A Preservation Success Story Driven by Local Neighbors

By Isabella O’Brien

Tadpole Land & Trail Conservancy purchased land bordering Ballenger Creek in Palmyra to form Ballenger Creek Nature Preserve, in July 2021. The 73 acres of land is covered in cascading streams, forest and recovering forest and is diverse with wildflowers, ferns, and cliffs of Mountain Laurel.

Before the land was owned by Tadpole, it was owned by a developer interested in building a rural cluster housing development by Ballenger Creek. About half of the land was clear cut in preparation for the development. Due to the steep nature of much of the land and the fact that there was no public water to serve the development, the developer sought for a Special Use Permit to allow the installation of one septic pre-treatment system for every 2 homes and a subsequent drain field for every 2 systems or 4 homes.

Generations of neighboring landowners had explored the greenspace, cliffs, and meandering creek on this land, during its previous ownership and were not keen to see the unique landscape transformed for development. Others had concerns about the proposed water and drainage system and the supply of the water table in Ballenger Creek. The special use permit for the proposed combined sewer system was ultimately denied by the Fluvanna County Board of Supervisors in July of 2021.

Early in the planning process, neighbors discussed their shared concern with the developer who agreed to sell a portion of the parcel on the west side of the creek. The group began looking for a conservancy that could purchase the land for natural preservation and public access.

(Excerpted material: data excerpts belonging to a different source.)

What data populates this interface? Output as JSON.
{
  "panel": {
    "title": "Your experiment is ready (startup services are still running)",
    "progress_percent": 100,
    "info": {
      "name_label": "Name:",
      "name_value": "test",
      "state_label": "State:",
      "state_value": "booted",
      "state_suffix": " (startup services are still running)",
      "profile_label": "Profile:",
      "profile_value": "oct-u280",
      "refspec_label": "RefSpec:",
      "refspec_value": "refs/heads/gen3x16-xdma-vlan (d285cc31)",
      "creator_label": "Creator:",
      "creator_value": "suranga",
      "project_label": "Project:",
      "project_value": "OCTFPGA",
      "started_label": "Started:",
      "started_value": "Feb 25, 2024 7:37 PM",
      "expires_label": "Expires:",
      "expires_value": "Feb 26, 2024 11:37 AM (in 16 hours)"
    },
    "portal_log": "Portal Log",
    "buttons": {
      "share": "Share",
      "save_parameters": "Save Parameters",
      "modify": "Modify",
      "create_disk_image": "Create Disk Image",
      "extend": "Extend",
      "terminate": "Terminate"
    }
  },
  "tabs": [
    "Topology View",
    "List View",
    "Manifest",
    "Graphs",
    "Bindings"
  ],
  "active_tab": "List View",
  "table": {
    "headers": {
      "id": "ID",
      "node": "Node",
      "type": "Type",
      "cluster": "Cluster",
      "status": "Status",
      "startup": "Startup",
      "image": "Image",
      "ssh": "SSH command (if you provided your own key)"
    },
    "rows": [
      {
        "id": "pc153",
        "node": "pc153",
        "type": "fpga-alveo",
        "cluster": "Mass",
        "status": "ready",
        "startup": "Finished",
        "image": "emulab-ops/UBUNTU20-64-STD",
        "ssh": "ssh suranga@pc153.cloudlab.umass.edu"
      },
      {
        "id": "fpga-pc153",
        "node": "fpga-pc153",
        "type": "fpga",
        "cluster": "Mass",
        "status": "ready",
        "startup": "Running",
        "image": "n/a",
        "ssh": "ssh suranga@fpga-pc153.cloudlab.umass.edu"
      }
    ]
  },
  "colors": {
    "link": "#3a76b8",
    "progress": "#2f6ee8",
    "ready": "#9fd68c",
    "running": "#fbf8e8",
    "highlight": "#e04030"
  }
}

However, the neighborhood group had trouble locating an organization to purchase the land for long term conservation. They heard back from various conservancies stating that that the 73 acres of land was not large enough in size for purchase, or the plants on the land were not quite rare enough, or that it was too far from the city centers of Virginia to manage. Many organizations were willing to put the land under conservation easement, but unwilling to own the land long term and maintain public trails.

Ballenger Creek
Special Thanks to Overton McGehee for sharing the story and a preview to Ballenger Creek Nature Preserve.

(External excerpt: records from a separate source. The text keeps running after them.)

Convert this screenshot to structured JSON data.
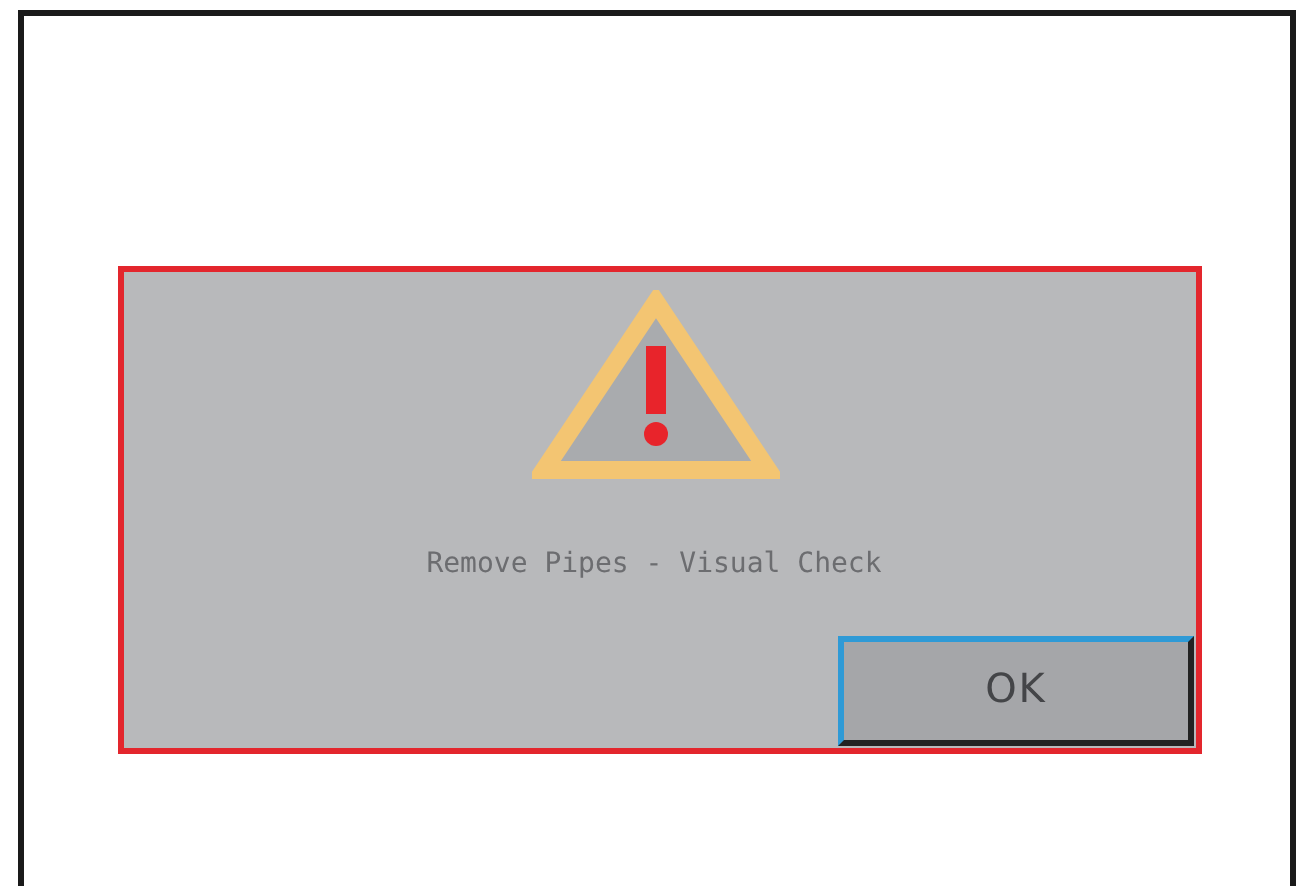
{
  "dialog": {
    "message": "Remove Pipes - Visual Check",
    "buttons": [
      {
        "label": "OK",
        "focused": true
      }
    ]
  }
}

The Virginia Outdoors Foundation (VOF) echoed the need for a conservation organization to hold land for conservation purposes, specifically in parts of Virginia further from the urban centers. Determined to find a way to share the parcel with the public for years to come, the neighbors banded together to forge a solution.

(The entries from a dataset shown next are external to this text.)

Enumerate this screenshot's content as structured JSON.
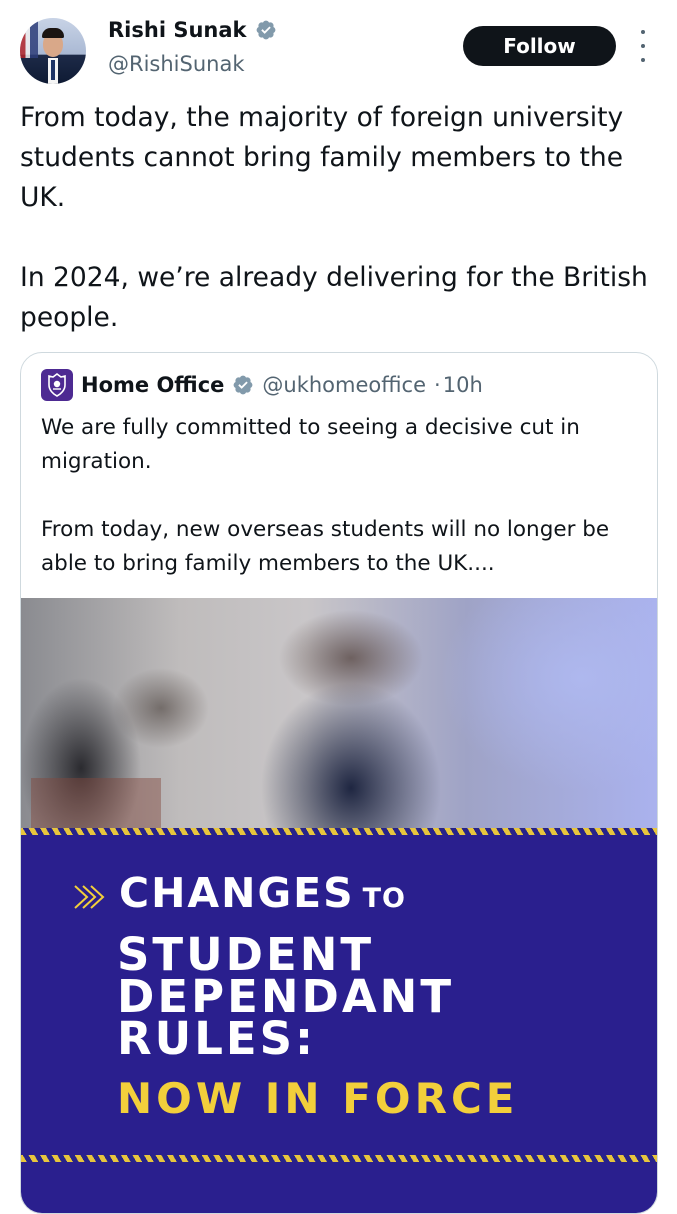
{
  "tweet": {
    "author": {
      "display_name": "Rishi Sunak",
      "handle": "@RishiSunak",
      "verified": true
    },
    "follow_label": "Follow",
    "paragraphs": [
      "From today, the majority of foreign university students cannot bring family members to the UK.",
      "In 2024, we’re already delivering for the British people."
    ]
  },
  "quote": {
    "author": {
      "display_name": "Home Office",
      "handle": "@ukhomeoffice",
      "separator": "·",
      "time": "10h",
      "verified": true
    },
    "paragraphs": [
      "We are fully committed to seeing a decisive cut in migration.",
      "From today, new overseas students will no longer be able to bring family members to the UK...."
    ],
    "media": {
      "headline_word_1": "CHANGES",
      "headline_word_2": "TO",
      "headline_line_2": "STUDENT",
      "headline_line_3": "DEPENDANT",
      "headline_line_4": "RULES:",
      "headline_line_5": "NOW IN FORCE"
    }
  },
  "colors": {
    "follow_bg": "#0f1419",
    "verified": "#829aab",
    "panel_blue": "#2a1f8e",
    "accent_yellow": "#f2cf3b"
  },
  "icons": {
    "verified": "verified-badge-icon",
    "more": "more-vertical-icon",
    "org": "home-office-crest-icon",
    "chevron": "double-chevron-icon"
  }
}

The informal neighborhood group formalized as Tadpole Land & Trail Conservancy on March 2, 2021, and purchased two thirds of the developer’s land July 16th, 2021. The neighbors had collectively raised $330,000 and donated it to TL&TC to purchase the land on the west side of Ballenger Creek.

Today, Ballenger Creek Nature Preserve is making progress as Tadpole works with the Virginia Outdoors Foundation to form a conservation easement on the property and an engineer to build a parking lot to local water quality standards. Once complete, Tadpole will welcome volunteers to build trails, plant meadows and trees.

Tadpole plans to plant a small native wildflower meadow, reforest the clear-cut portion with hardwoods, and construct public trails alongside the banks of Ballenger Creek and on the cliffs above the creek. They also plan to prohibit timber harvesting, construct information kiosks and install informational signs. In 2021, the Virginia Land Conservation Foundation granted Tadpole nearly $65,100 to support these efforts.

Today, Tadpole Land & Trail Conservancy is partnering with property owners to conserve their land in perpetuity in Central and Southside Virginia. Tadpole welcomes financial donations to support the acquisition and conservation of future preserves. TL&TC continues to welcome land donations and looks forward to partnering with landowners looking to conserve their land and share green space access for generations to come!